Si constituye un mérito haber dado nacimiento al psicoanálisis, ese mérito no es mío. (ver nota) Yo no participé en sus inicios. Era un estudiante preocupado por pasar sus últimos exámenes cuando otro médico de Viena, el doctor Josef Breuer, aplicó por primera vez ese procedimiento a una muchacha afectada de histeria (desde 1880 hasta 1882). De ese historial clínico y terapéutico nos ocuparemos; ahora. Lo hallarán expuesto con detalle en Estudios sobre la histeria [1895], publicados luego por Breuer y por mí. (ver nota)

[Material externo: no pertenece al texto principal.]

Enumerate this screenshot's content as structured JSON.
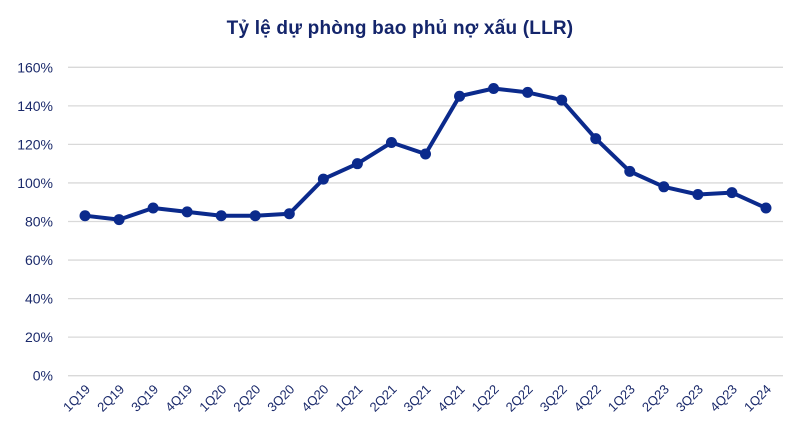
{
  "chart_data": {
    "type": "line",
    "title": "Tỷ lệ dự phòng bao phủ nợ xấu (LLR)",
    "xlabel": "",
    "ylabel": "",
    "ylim": [
      0,
      160
    ],
    "yticks": [
      "0%",
      "20%",
      "40%",
      "60%",
      "80%",
      "100%",
      "120%",
      "140%",
      "160%"
    ],
    "ytick_values": [
      0,
      20,
      40,
      60,
      80,
      100,
      120,
      140,
      160
    ],
    "grid": true,
    "legend": "none",
    "categories": [
      "1Q19",
      "2Q19",
      "3Q19",
      "4Q19",
      "1Q20",
      "2Q20",
      "3Q20",
      "4Q20",
      "1Q21",
      "2Q21",
      "3Q21",
      "4Q21",
      "1Q22",
      "2Q22",
      "3Q22",
      "4Q22",
      "1Q23",
      "2Q23",
      "3Q23",
      "4Q23",
      "1Q24"
    ],
    "series": [
      {
        "name": "LLR",
        "color": "#0b2a8c",
        "values": [
          83,
          81,
          87,
          85,
          83,
          83,
          84,
          102,
          110,
          121,
          115,
          145,
          149,
          147,
          143,
          123,
          106,
          98,
          94,
          95,
          87
        ]
      }
    ]
  },
  "colors": {
    "title": "#14256b",
    "tick_labels": "#1b2a6b",
    "gridline": "#d9d9d9",
    "line": "#0b2a8c"
  }
}
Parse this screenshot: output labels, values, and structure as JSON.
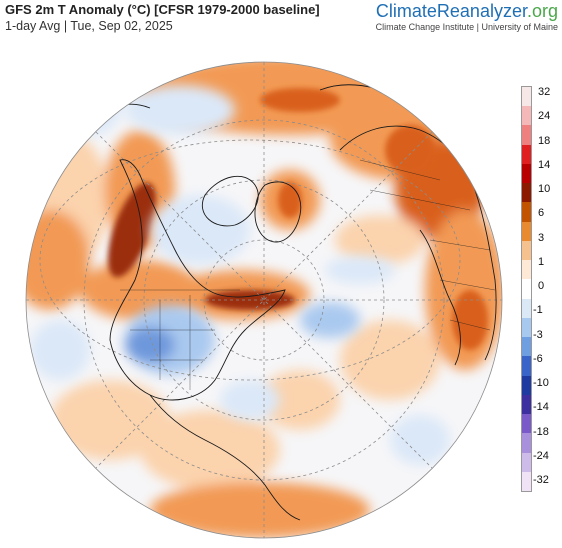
{
  "header": {
    "title": "GFS 2m T Anomaly (°C) [CFSR 1979-2000 baseline]",
    "subtitle": "1-day Avg | Tue, Sep 02, 2025"
  },
  "brand": {
    "name_part1": "Climate",
    "name_part2": "Reanalyzer",
    "name_part3": ".org",
    "tagline": "Climate Change Institute | University of Maine"
  },
  "colorbar": {
    "labels": [
      "32",
      "24",
      "18",
      "14",
      "10",
      "6",
      "3",
      "1",
      "0",
      "-1",
      "-3",
      "-6",
      "-10",
      "-14",
      "-18",
      "-24",
      "-32"
    ],
    "colors": [
      "#f7e8e8",
      "#f4b8b8",
      "#ef8080",
      "#e02020",
      "#b80000",
      "#8b1a00",
      "#c25400",
      "#e88a30",
      "#f5c28f",
      "#fde9d6",
      "#ffffff",
      "#dbe9f7",
      "#a8c9ef",
      "#6f9fe0",
      "#3b64c8",
      "#1f3aa0",
      "#3d2fa0",
      "#7a5ac8",
      "#a890dc",
      "#cdbbe9",
      "#efe3f5"
    ]
  },
  "map": {
    "projection": "orthographic",
    "center": "North Atlantic / North Pole",
    "palette": {
      "ocean_neutral": "#f6f6f8",
      "warm_light": "#fbd3ad",
      "warm_mid": "#f29a55",
      "warm_strong": "#d9601a",
      "warm_extreme": "#9b2d0e",
      "cool_light": "#dbe8f8",
      "cool_mid": "#aac9ef",
      "cool_strong": "#6e98dc",
      "coast": "#1a1a1a",
      "graticule": "#8c8c8c"
    }
  }
}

Una sola observación antes de empezar: no sin satisfacción me he enterado de que la mayoría de mis oyentes no pertenecen al gremio médico. No tengan ustedes cuidado; no hace falta una particular formación previa en medicina para seguir mi exposición. Es cierto que por un trecho avanzaremos junto con los médicos, pero pronto nos separaremos para acompañar al doctor Breuer en un peculiarísimo camino.

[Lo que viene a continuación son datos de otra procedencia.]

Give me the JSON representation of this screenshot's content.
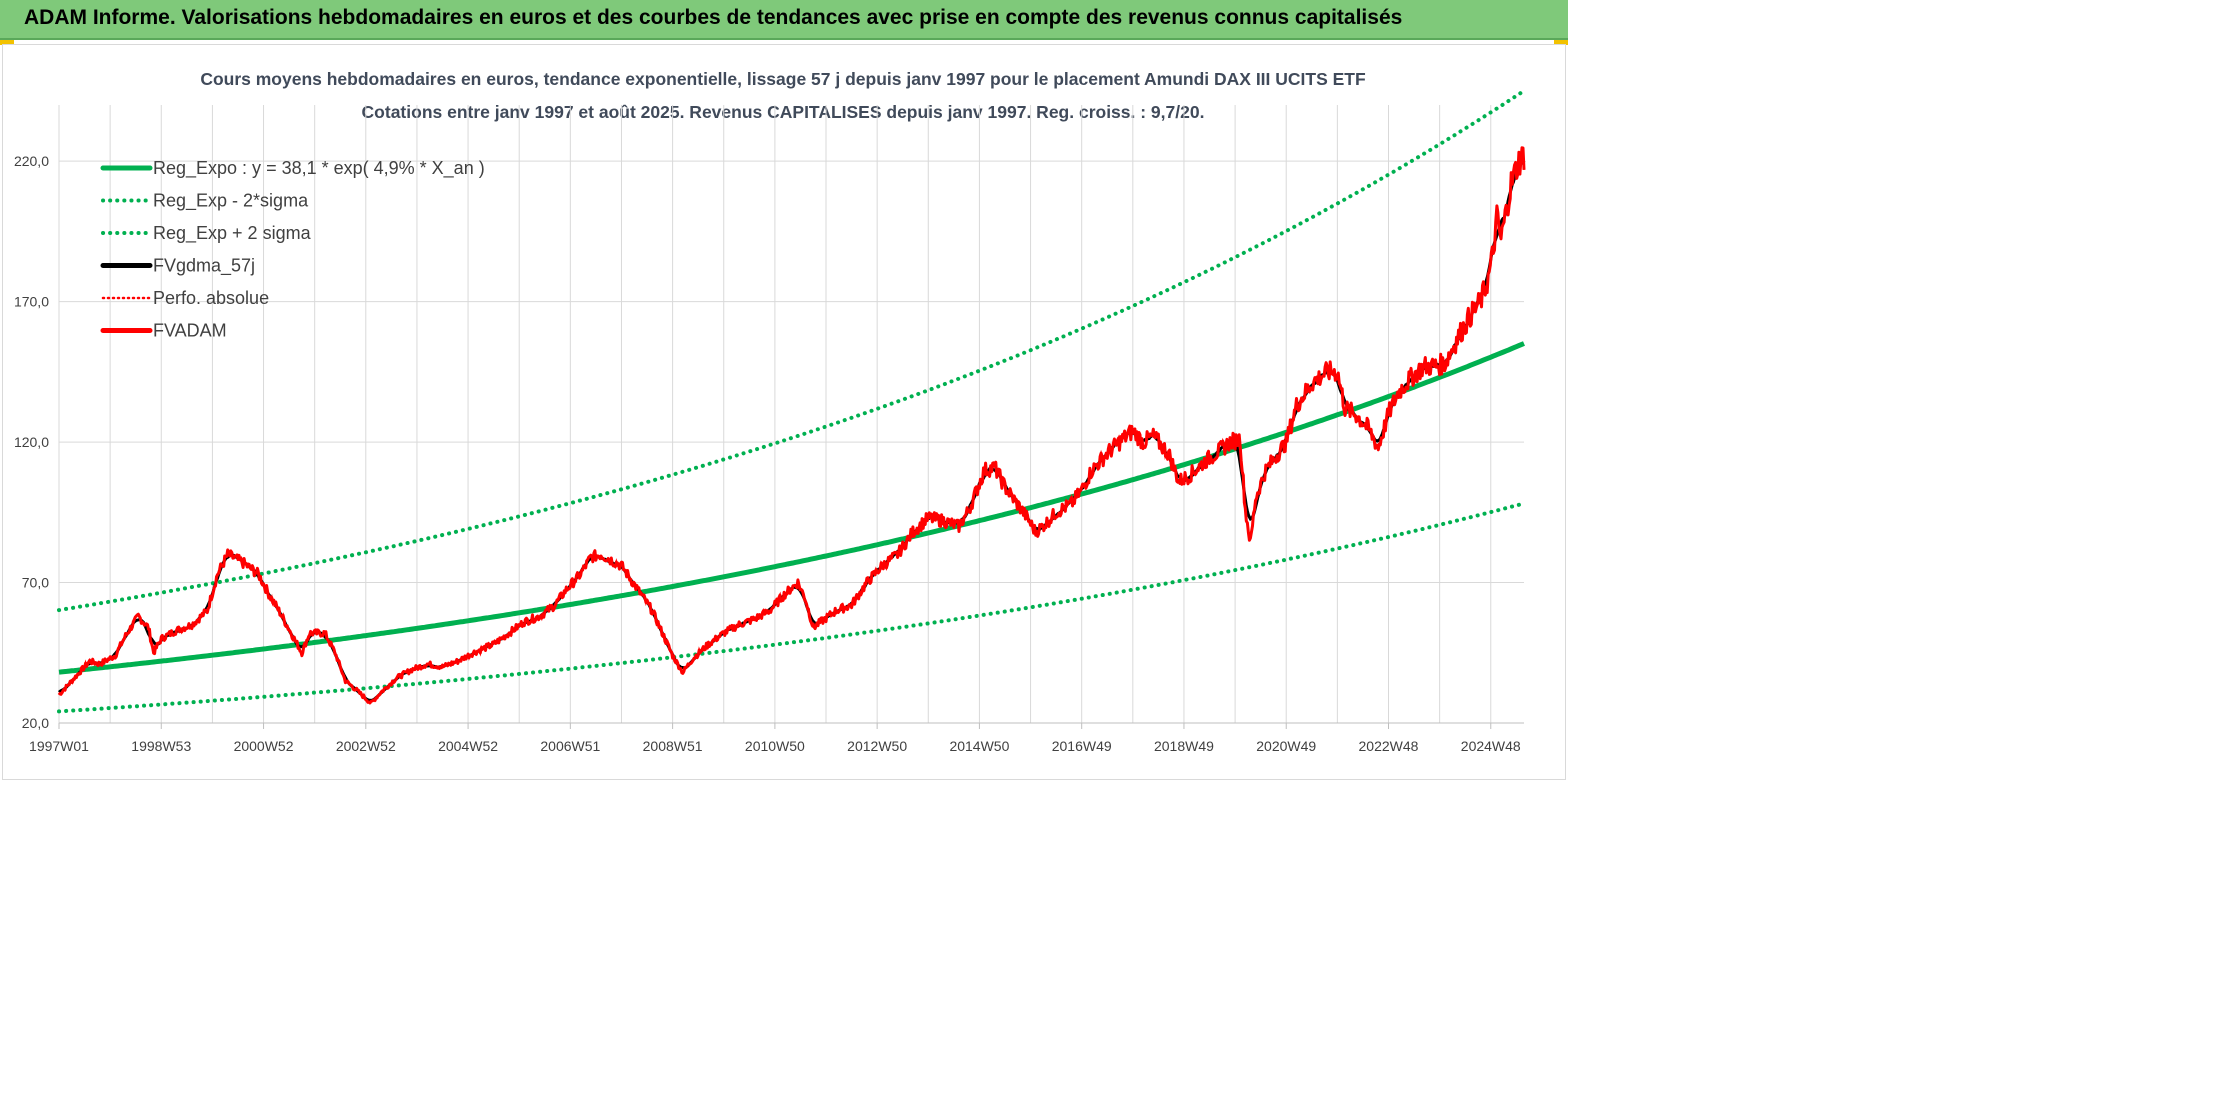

La paciente del doctor Breuer, una muchacha de veintiún años, intelectualmente muy dotada, desarrolló en el trayecto de su enfermedad, que se extendió por dos años, una serie de perturbaciones corporales y anímicas merecedoras de tomarse con toda seriedad. Sufrió una parálisis con rigidez de las dos extremidades del lado derecho, que permanecían insensibles, y a veces esta misma afección en los miembros del lado izquierdo; perturbaciones en los movimientos oculares y múltiples deficiencias en la visión, dificultades para sostener la cabeza, una intensa tussis nervosa, asco frente a los alimentos y en una ocasión, durante varias semanas, incapacidad para beber no obstante una sed martirizadora; además, disminución de la capacidad de hablar, al punto de no poder expresarse o no comprender su lengua materna, y, por último, estados de ausencia, confusión, deliria, alteración de su personalidad toda, a los cuales consagraremos luego nuestra atención.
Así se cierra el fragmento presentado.